In der russischen Terminologie werden Kleinbergbauern, die zu Hause Bergbau betreiben, oft als „graue“ Bergleute bezeichnet, da sie sich nicht als Bergbauunternehmen bei der FNS registrieren müssen, wenn ihr Stromverbrauch 6.000 kWh pro Monat nicht übersteigt.
Durch die unterschiedlichen Tarife können russische Energieversorger ihren Verbrauch kontrollieren, da ihnen für die größeren Strommengen, die zum Betrieb improvisierter Mining-Anlagen in Kellern und Garagen benötigt werden, höhere Gebühren berechnet werden als normalen Haushalten.

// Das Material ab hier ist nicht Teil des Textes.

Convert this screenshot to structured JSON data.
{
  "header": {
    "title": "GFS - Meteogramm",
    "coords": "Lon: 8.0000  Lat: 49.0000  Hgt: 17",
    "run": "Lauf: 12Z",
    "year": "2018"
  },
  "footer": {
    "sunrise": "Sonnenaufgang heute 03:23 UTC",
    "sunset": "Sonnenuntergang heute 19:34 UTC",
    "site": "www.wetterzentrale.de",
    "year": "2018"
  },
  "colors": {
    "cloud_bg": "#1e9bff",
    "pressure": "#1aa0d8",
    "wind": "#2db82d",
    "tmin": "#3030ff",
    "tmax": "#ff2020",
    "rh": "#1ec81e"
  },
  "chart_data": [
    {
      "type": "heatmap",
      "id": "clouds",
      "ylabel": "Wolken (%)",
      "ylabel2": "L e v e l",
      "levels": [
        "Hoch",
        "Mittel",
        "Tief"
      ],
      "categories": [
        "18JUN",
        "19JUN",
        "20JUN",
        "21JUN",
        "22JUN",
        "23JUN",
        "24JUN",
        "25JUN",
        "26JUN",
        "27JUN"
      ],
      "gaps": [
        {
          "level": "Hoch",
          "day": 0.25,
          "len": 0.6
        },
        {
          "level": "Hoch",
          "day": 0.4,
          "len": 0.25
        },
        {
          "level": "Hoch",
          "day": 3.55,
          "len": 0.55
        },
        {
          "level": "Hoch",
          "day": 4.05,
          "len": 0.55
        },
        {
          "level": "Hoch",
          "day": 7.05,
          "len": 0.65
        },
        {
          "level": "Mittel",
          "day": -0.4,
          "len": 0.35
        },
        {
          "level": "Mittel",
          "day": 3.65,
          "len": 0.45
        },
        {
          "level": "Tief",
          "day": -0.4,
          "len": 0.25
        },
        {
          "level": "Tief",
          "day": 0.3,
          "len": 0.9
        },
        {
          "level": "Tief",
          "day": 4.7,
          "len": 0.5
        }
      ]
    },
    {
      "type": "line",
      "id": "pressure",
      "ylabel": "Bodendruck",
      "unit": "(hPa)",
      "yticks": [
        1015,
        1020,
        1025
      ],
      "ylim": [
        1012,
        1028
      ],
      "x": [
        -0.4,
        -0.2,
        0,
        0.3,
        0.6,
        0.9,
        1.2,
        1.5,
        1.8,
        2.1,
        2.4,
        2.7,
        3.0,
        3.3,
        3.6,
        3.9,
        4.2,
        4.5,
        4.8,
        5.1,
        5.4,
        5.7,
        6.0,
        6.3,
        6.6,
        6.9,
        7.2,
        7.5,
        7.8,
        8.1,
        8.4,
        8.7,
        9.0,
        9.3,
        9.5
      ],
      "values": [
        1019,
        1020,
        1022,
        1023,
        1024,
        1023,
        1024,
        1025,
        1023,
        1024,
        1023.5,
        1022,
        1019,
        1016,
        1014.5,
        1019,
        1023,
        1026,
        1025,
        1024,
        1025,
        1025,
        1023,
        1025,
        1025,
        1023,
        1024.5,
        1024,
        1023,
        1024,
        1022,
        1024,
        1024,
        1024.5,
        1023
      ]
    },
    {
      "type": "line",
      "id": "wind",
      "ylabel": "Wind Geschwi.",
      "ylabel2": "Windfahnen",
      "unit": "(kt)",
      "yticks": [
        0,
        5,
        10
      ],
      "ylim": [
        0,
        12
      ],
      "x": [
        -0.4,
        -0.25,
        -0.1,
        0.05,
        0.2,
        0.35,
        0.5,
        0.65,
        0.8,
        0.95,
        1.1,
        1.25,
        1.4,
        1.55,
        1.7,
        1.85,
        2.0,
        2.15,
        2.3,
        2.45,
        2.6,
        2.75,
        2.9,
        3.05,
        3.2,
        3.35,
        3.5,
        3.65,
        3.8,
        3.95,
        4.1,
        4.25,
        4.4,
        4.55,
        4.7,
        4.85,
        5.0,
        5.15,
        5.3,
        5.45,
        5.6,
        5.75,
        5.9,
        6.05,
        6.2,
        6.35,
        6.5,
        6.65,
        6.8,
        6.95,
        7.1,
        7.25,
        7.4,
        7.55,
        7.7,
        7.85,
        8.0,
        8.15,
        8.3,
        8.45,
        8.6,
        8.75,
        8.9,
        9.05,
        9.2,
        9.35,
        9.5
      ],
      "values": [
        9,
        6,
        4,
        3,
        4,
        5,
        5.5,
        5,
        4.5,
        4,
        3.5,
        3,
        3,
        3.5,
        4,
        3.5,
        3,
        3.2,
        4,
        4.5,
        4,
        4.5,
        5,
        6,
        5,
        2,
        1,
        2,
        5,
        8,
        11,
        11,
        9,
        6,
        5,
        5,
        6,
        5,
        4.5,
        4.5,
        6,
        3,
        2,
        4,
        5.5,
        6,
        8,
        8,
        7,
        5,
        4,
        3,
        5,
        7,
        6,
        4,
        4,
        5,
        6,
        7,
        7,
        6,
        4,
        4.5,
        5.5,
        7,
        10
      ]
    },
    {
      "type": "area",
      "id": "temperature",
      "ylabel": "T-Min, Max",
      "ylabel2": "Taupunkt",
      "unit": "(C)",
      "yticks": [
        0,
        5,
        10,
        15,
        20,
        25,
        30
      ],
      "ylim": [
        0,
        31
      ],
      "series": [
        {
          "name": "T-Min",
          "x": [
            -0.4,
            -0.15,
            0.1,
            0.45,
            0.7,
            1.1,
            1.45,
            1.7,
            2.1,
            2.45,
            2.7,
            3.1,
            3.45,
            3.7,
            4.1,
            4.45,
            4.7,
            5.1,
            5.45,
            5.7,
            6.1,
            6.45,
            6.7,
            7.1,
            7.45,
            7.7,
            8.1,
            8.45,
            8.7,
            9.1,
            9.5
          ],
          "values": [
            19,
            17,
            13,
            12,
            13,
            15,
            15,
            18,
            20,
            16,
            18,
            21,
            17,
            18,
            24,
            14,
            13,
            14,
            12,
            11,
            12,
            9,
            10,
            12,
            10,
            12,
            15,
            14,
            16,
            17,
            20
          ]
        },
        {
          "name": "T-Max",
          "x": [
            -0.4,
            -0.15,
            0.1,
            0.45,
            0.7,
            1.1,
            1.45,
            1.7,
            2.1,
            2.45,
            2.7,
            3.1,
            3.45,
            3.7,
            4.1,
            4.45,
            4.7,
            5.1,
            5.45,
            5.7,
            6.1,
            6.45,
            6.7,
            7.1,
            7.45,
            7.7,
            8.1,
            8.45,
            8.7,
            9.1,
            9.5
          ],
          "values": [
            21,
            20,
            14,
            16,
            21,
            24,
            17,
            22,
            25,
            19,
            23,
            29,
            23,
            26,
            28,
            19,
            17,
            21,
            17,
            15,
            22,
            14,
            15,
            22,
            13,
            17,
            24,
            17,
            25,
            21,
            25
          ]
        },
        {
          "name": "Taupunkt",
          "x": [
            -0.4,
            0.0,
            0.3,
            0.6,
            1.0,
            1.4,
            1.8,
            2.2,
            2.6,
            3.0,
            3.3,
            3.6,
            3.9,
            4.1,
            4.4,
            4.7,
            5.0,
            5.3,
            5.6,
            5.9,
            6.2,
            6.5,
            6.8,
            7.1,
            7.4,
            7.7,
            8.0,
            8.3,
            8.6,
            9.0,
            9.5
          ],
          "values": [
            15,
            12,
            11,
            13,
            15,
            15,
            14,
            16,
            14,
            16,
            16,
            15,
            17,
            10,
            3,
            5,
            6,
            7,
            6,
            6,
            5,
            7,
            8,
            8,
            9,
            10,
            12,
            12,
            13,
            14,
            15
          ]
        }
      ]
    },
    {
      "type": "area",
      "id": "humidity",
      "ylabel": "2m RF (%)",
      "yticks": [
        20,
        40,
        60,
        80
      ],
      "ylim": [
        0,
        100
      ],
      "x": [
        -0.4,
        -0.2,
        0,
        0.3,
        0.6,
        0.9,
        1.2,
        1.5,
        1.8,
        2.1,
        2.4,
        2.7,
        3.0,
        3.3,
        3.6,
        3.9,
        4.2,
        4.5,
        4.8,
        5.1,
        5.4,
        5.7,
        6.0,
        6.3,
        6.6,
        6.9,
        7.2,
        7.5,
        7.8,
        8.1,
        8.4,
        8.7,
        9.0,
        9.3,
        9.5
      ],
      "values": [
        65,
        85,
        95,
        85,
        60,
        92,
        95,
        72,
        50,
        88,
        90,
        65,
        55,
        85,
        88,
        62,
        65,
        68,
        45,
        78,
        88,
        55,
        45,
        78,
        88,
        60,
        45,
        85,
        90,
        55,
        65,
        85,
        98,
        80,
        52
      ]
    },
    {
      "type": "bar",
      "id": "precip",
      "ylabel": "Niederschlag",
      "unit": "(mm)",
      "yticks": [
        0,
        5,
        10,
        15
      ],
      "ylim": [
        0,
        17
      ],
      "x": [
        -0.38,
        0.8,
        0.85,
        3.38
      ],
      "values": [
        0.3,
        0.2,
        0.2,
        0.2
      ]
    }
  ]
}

Gleichzeitig gibt es sogenannte „schwarze“ Miner, die völlig außerhalb des Gesetzes Energie verbrauchen, indem sie ihre Hardware illegal an öffentliche Stromnetze anschließen. „Und je teurer bitcoin ist, desto mehr von ihnen gibt es“, betonte der Chef von Rosseti.
Der Energiekonzern verfolgt auch tracgeografische Verteilung illegaler Bergbauaktivitäten. Laut Schätzungen des Unternehmens weist Dagestan, zusammen mit anderen russischen Republiken im Nordkaukasus, die höchste Konzentration illegaler Bergleute auf, gefolgt von Teilen Sibiriens.
Bislang wurde der Bergbau verboten in fast einem Dutzend energiearmendefi, Kritiker bemängeln jedoch, dass die restriktiven Maßnahmen hauptsächlich legale Bergbauunternehmen betreffen.